VOCマーク入り麻袋(オランダ東インド会社)
マークの上部にはアムステルダム市の紋章も描かれています。砂糖や塩を入れた袋ではないかと思われます。

 徳川幕府は、支配体制の確立と相いれないキリシタンを徹底的に禁圧するため、外交・対外交通・貿易を極端に制限しました。いわゆる鎖国です。
 佐賀藩は、寛永十九年(一六四二)から黒田藩(福岡)と交替で、鎖国下の日本における西洋への唯一の窓口、長崎の警備に当たりました。
 そのため、佐賀藩の領地の一つである武雄も長崎に深いかかわりをもち、西洋文化に触れる機会を得ることになりました。
 十八世紀中期から十九世紀半ば、欧米では産業革命が進み、工業生産力が大きく伸びました。各国は製品の市場、また資源の開拓のため、アジアへの進出をめざしました。
 日本近海にも貿易や開港を求めるアメリカ、ロシア等の船が、たびたび現れるようになりました。
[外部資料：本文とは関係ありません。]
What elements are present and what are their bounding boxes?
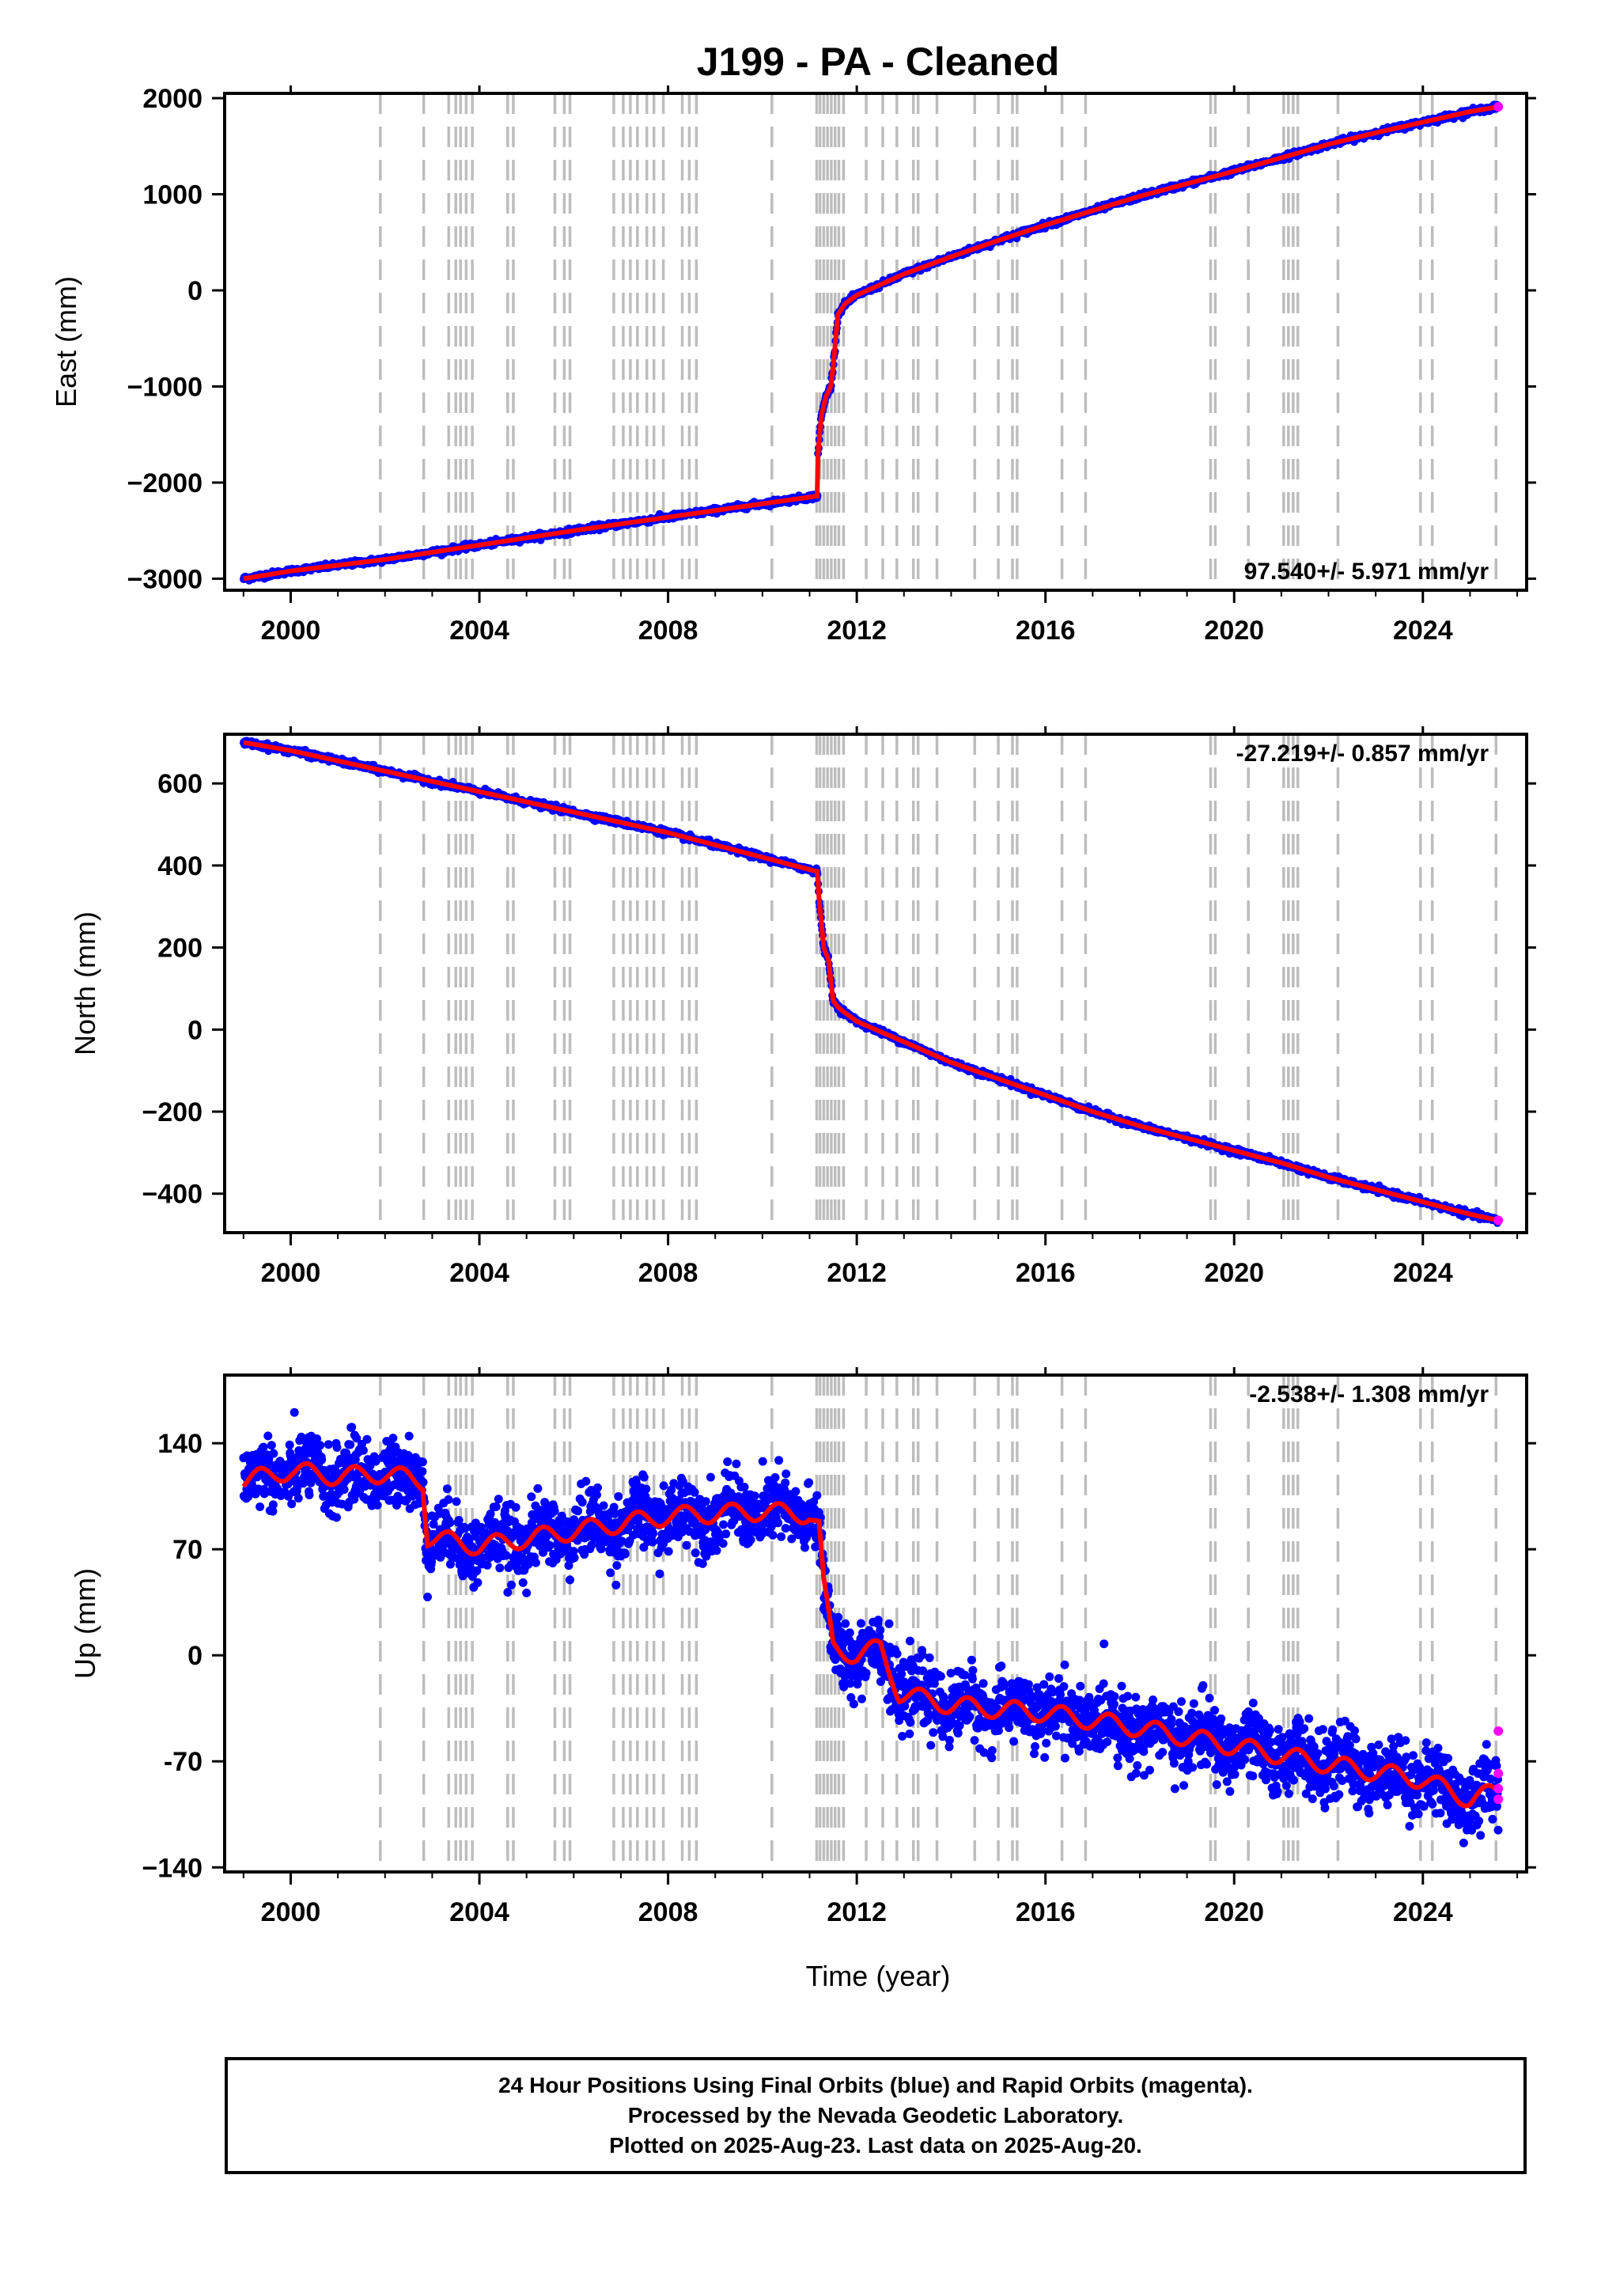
final-orbit-point: [293, 1494, 303, 1503]
x-tick-label: 2024: [1393, 1258, 1453, 1288]
final-orbit-point: [332, 1443, 342, 1452]
final-orbit-point: [332, 1513, 341, 1522]
panel-east: 2000 2004 2008 2012 2016 2020 2024 −3000 −2000 −1…: [50, 84, 1536, 646]
y-tick-label: −2000: [127, 468, 203, 498]
panel-up: 2000 2004 2008 2012 2016 2020 2024−140-7007014…: [69, 1367, 1536, 1927]
x-tick-label: 2020: [1204, 1258, 1264, 1288]
x-tick-label: 2016: [1016, 1258, 1076, 1288]
y-tick-label: 2000: [142, 84, 202, 114]
data-points: [239, 737, 1504, 1227]
y-tick-label: 600: [157, 769, 202, 799]
panel-north: 2000 2004 2008 2012 2016 2020 2024 −400 −200 0 200…: [69, 726, 1536, 1288]
final-orbit-point: [268, 1500, 278, 1510]
data-points: [239, 100, 1504, 585]
x-tick-label: 2008: [638, 616, 698, 646]
plot-frame: [223, 733, 1528, 1234]
y-tick-label: 400: [157, 851, 202, 881]
y-tick-label: −400: [142, 1180, 202, 1210]
x-tick-label: 2020: [1204, 616, 1264, 646]
rapid-orbit-point: [1493, 102, 1504, 112]
plot-frame: [223, 92, 1528, 592]
final-orbit-point: [317, 1455, 327, 1464]
final-orbit-point: [324, 1440, 333, 1449]
final-orbit-point: [263, 1431, 273, 1441]
data-points: [239, 1408, 1504, 1847]
y-axis-label: North (mm): [69, 911, 101, 1055]
velocity-label: -27.219+/- 0.857 mm/yr: [1236, 741, 1489, 767]
rapid-orbit-point: [1493, 1215, 1504, 1226]
final-orbit-point: [362, 1434, 372, 1444]
final-orbit-point: [290, 1408, 299, 1417]
smoothed-series-line: [243, 740, 1499, 1223]
x-axis: 2000 2004 2008 2012 2016 2020 2024: [242, 85, 1519, 646]
x-tick-label: 2012: [827, 616, 887, 646]
final-orbit-point: [255, 1502, 265, 1511]
x-tick-label: 2024: [1393, 616, 1453, 646]
final-orbit-point: [316, 1441, 325, 1450]
step-lines: [379, 93, 1497, 590]
final-orbit-point: [373, 1500, 382, 1510]
x-axis: 2000 2004 2008 2012 2016 2020 2024: [242, 726, 1519, 1288]
final-orbit-point: [267, 1441, 276, 1450]
y-tick-label: −3000: [127, 564, 203, 594]
y-tick-label: 1000: [142, 180, 202, 210]
y-tick-label: 0: [187, 276, 202, 306]
y-tick-label: −200: [142, 1097, 202, 1127]
y-tick-label: 200: [157, 934, 202, 964]
figure-title: J199 - PA - Cleaned: [697, 40, 1060, 84]
smoothed-series-line: [243, 104, 1499, 582]
final-orbit-point: [259, 1442, 268, 1452]
x-tick-label: 2004: [449, 1258, 509, 1288]
velocity-label: 97.540+/- 5.971 mm/yr: [1244, 559, 1489, 585]
step-lines: [379, 734, 1497, 1233]
y-tick-label: 0: [187, 1015, 202, 1045]
final-orbit-point: [339, 1485, 349, 1495]
x-tick-label: 2012: [827, 1258, 887, 1288]
final-orbit-point: [269, 1449, 278, 1458]
x-tick-label: 2016: [1016, 616, 1076, 646]
final-orbit-point: [346, 1440, 355, 1449]
x-tick-label: 2008: [638, 1258, 698, 1288]
final-orbit-point: [285, 1440, 294, 1449]
final-orbit-point: [305, 1491, 314, 1499]
y-axis: −3000 −2000 −1000 0 1000 2000: [127, 84, 1536, 594]
panels: 2000 2004 2008 2012 2016 2020 2024−3000−2000−1…: [50, 84, 1536, 1927]
final-orbit-point: [347, 1423, 357, 1432]
final-orbit-point: [287, 1499, 297, 1509]
y-tick-label: −1000: [127, 372, 203, 402]
final-orbit-point: [358, 1445, 368, 1455]
x-tick-label: 2000: [261, 1258, 321, 1288]
y-axis-label: East (mm): [50, 276, 82, 407]
x-tick-label: 2000: [261, 616, 321, 646]
x-tick-label: 2004: [449, 616, 509, 646]
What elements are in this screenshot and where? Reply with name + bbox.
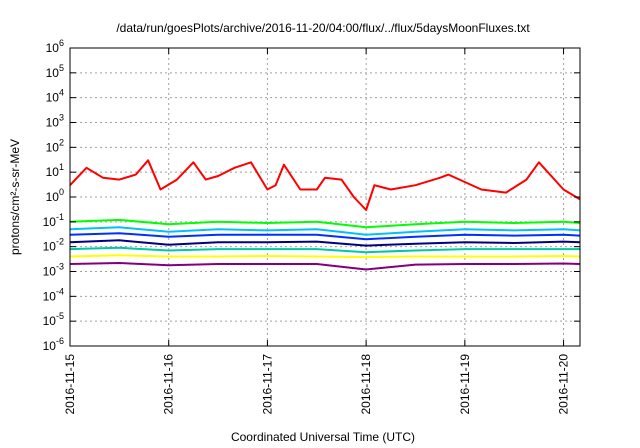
series-line-7 — [69, 254, 581, 259]
x-tick-label: 2016-11-20 — [557, 354, 571, 415]
y-tick-label: 10-3 — [43, 262, 64, 279]
y-tick-label: 106 — [46, 38, 64, 55]
y-tick-label: 105 — [46, 63, 64, 80]
y-axis: 10-6 10-5 10-4 10-3 10-2 10-1 100 101 102 103 104 1… — [43, 38, 580, 353]
x-tick-label: 2016-11-15 — [63, 354, 77, 415]
y-tick-label: 10-1 — [43, 212, 64, 229]
x-tick-label: 2016-11-18 — [359, 354, 373, 415]
y-tick-label: 10-6 — [43, 336, 64, 353]
x-tick-label: 2016-11-19 — [458, 354, 472, 415]
series-line-5 — [69, 239, 581, 247]
chart-title: /data/run/goesPlots/archive/2016-11-20/0… — [116, 21, 530, 35]
y-tick-label: 10-5 — [43, 311, 64, 328]
y-axis-label: protons/cm²-s-sr-MeV — [8, 139, 22, 255]
series-line-4 — [69, 232, 581, 241]
series-line-1 — [69, 159, 581, 211]
series-line-3 — [69, 226, 581, 236]
y-tick-label: 10-2 — [43, 237, 64, 254]
x-axis-label: Coordinated Universal Time (UTC) — [231, 430, 415, 444]
y-tick-label: 100 — [46, 187, 64, 204]
series-line-6 — [69, 246, 580, 254]
y-tick-label: 10-4 — [43, 286, 64, 303]
series-line-2 — [69, 218, 581, 229]
y-tick-label: 104 — [46, 88, 64, 105]
series-line-8 — [69, 262, 581, 271]
y-tick-label: 103 — [46, 113, 64, 130]
x-tick-label: 2016-11-16 — [162, 354, 176, 415]
series-group — [69, 159, 581, 271]
y-tick-label: 102 — [46, 137, 64, 154]
y-tick-label: 101 — [46, 162, 64, 179]
grid — [70, 48, 580, 346]
x-tick-label: 2016-11-17 — [260, 354, 274, 415]
x-axis: 2016-11-15 2016-11-16 2016-11-17 2016-11-18… — [63, 48, 571, 415]
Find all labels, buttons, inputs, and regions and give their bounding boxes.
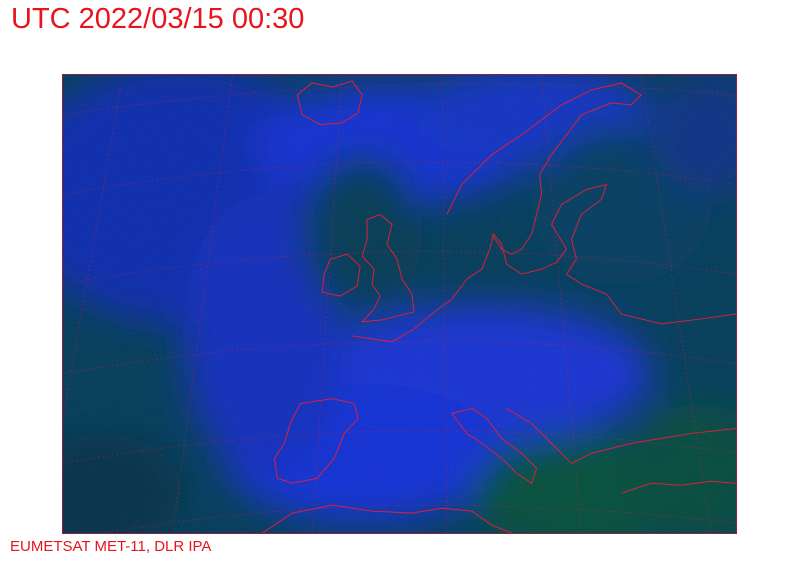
iberia-coast xyxy=(273,398,359,484)
satellite-map xyxy=(62,74,737,534)
timestamp-title: UTC 2022/03/15 00:30 xyxy=(11,3,305,35)
iceland-coast xyxy=(296,80,363,126)
turkey-coast xyxy=(621,480,736,494)
graticule xyxy=(63,75,736,533)
image-texture xyxy=(63,75,736,533)
balkans-coast xyxy=(506,408,736,464)
scandinavia-coast xyxy=(446,82,643,255)
great-britain-coast xyxy=(360,213,415,323)
italy-coast xyxy=(450,408,538,484)
coastlines xyxy=(262,80,736,533)
europe-coast xyxy=(352,183,736,343)
image-credit: EUMETSAT MET-11, DLR IPA xyxy=(10,538,212,555)
ireland-coast xyxy=(321,253,361,297)
africa-coast xyxy=(262,504,512,533)
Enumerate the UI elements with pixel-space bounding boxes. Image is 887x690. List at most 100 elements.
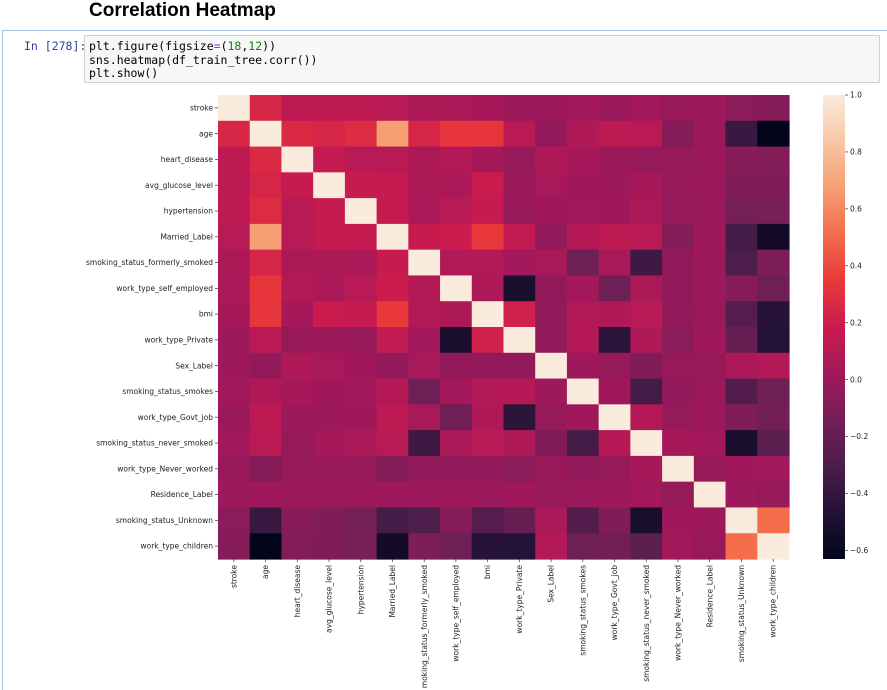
heatmap-cell — [440, 404, 473, 431]
heatmap-cell — [757, 301, 790, 328]
heatmap-cell — [376, 146, 409, 173]
heatmap-cell — [503, 507, 536, 534]
heatmap-cell — [218, 275, 251, 302]
heatmap-cell — [218, 430, 251, 457]
heatmap-cell — [471, 327, 505, 354]
heatmap-cell — [249, 327, 283, 354]
heatmap-cell — [725, 120, 758, 148]
x-tick-label: smoking_status_Unknown — [737, 565, 746, 662]
heatmap-cell — [408, 533, 441, 560]
heatmap-cell — [313, 352, 346, 380]
heatmap-cell — [440, 223, 473, 251]
heatmap-cell — [630, 507, 663, 534]
heatmap-cell — [598, 249, 631, 277]
heatmap-cell — [662, 378, 695, 405]
heatmap-cell — [440, 120, 473, 148]
heatmap-cell — [218, 378, 251, 405]
heatmap-cell — [535, 533, 568, 560]
heatmap-cell — [598, 404, 631, 431]
heatmap-cell — [566, 507, 600, 534]
heatmap-cell — [757, 352, 790, 380]
heatmap-cell — [598, 275, 631, 302]
heatmap-cell — [344, 533, 378, 560]
heatmap-cell — [630, 223, 663, 251]
code-line-2: sns.heatmap(df_train_tree.corr()) — [89, 52, 318, 67]
heatmap-cell — [344, 172, 378, 199]
heatmap-cell — [471, 378, 505, 405]
heatmap-cell — [630, 249, 663, 277]
heatmap-cell — [408, 275, 441, 302]
heatmap-cell — [630, 455, 663, 483]
heatmap-cell — [662, 95, 695, 122]
heatmap-cell — [376, 95, 409, 122]
heatmap-cell — [313, 507, 346, 534]
heatmap-cell — [535, 172, 568, 199]
heatmap-cell — [566, 404, 600, 431]
heatmap-cell — [344, 95, 378, 122]
heatmap-cell — [503, 198, 536, 225]
heatmap-cell — [218, 327, 251, 354]
heatmap-cell — [440, 275, 473, 302]
heatmap-cell — [376, 533, 409, 560]
heatmap-cell — [757, 198, 790, 225]
heatmap-cell — [757, 172, 790, 199]
x-tick-label: smoking_status_never_smoked — [642, 565, 651, 682]
heatmap-cell — [662, 507, 695, 534]
heatmap-cell — [376, 249, 409, 277]
heatmap-cell — [218, 507, 251, 534]
heatmap-cell — [757, 481, 790, 509]
y-tick-label: heart_disease — [161, 155, 214, 164]
heatmap-cell — [630, 146, 663, 173]
heatmap-cell — [566, 352, 600, 380]
x-tick-label: smoking_status_smokes — [578, 565, 587, 656]
heatmap-cell — [344, 404, 378, 431]
heatmap-cell — [598, 430, 631, 457]
heatmap-cell — [313, 533, 346, 560]
heatmap-cell — [471, 455, 505, 483]
heatmap-cell — [408, 455, 441, 483]
heatmap-cell — [630, 95, 663, 122]
heatmap-cell — [693, 430, 727, 457]
heatmap-cell — [566, 198, 600, 225]
heatmap-cell — [630, 275, 663, 302]
heatmap-cell — [376, 172, 409, 199]
heatmap-cell — [662, 249, 695, 277]
x-tick-label: smoking_status_formerly_smoked — [420, 565, 429, 688]
heatmap-cell — [440, 533, 473, 560]
heatmap-cell — [471, 533, 505, 560]
heatmap-cell — [376, 327, 409, 354]
heatmap-cell — [725, 430, 758, 457]
heatmap-cell — [757, 507, 790, 534]
heatmap-cell — [376, 223, 409, 251]
heatmap-cell — [598, 172, 631, 199]
y-tick-label: smoking_status_Unknown — [116, 516, 213, 525]
heatmap-cell — [662, 352, 695, 380]
heatmap-cell — [471, 481, 505, 509]
heatmap-cell — [218, 249, 251, 277]
heatmap-cell — [503, 172, 536, 199]
heatmap-cell — [440, 430, 473, 457]
heatmap-cell — [725, 404, 758, 431]
heatmap-cell — [662, 430, 695, 457]
heatmap-cell — [281, 172, 314, 199]
heatmap-cell — [693, 378, 727, 405]
heatmap-cell — [725, 455, 758, 483]
heatmap-cell — [630, 481, 663, 509]
heatmap-cell — [535, 404, 568, 431]
code-input-area[interactable]: plt.figure(figsize=(18,12)) sns.heatmap(… — [84, 35, 880, 83]
heatmap-cell — [693, 249, 727, 277]
heatmap-cell — [344, 455, 378, 483]
heatmap-cell — [630, 172, 663, 199]
heatmap-cell — [725, 146, 758, 173]
heatmap-cell — [344, 481, 378, 509]
y-tick-label: Residence_Label — [151, 490, 213, 499]
heatmap-cell — [662, 455, 695, 483]
colorbar-tick-label: 0.6 — [850, 204, 862, 213]
heatmap-cell — [471, 249, 505, 277]
heatmap-cell — [662, 223, 695, 251]
heatmap-cell — [249, 95, 283, 122]
heatmap-cell — [566, 146, 600, 173]
heatmap-cell — [725, 533, 758, 560]
code-line-1: plt.figure(figsize=(18,12)) — [89, 39, 277, 53]
notebook-cell[interactable] — [2, 30, 887, 690]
 文化五年(一八〇八)八月には、イギリスの軍艦フェートン号が、オランダの国旗を掲げて長崎に入港。出迎えのオランダ商館員二名を捕らえて、長崎湾の中を探索したうえ、薪と水・食料を強要しました。
 このとき、警備担当の佐賀藩は、オランダ船入港の時期が過ぎていたことから、藩兵のほとんどを帰藩させていました。
 兵力が足りない日本側は、フェートン号の要求を飲まざるを得ず、三日後には同艦の出港を、なす術無く見送りました。
 この事件は当時の幕府や各藩に深刻な衝撃を与え、海防政策・軍備強化を促すことになりました。 武雄が蘭学、殊に軍学への関心を深める契機の一つでもあったでしょう。
 後に、蘭学の導入を積極的に進めて行く武雄邑第二十八代領主鍋島茂義は、こうした時代のただ中、寛政十二年(一八〇〇)に、生まれました。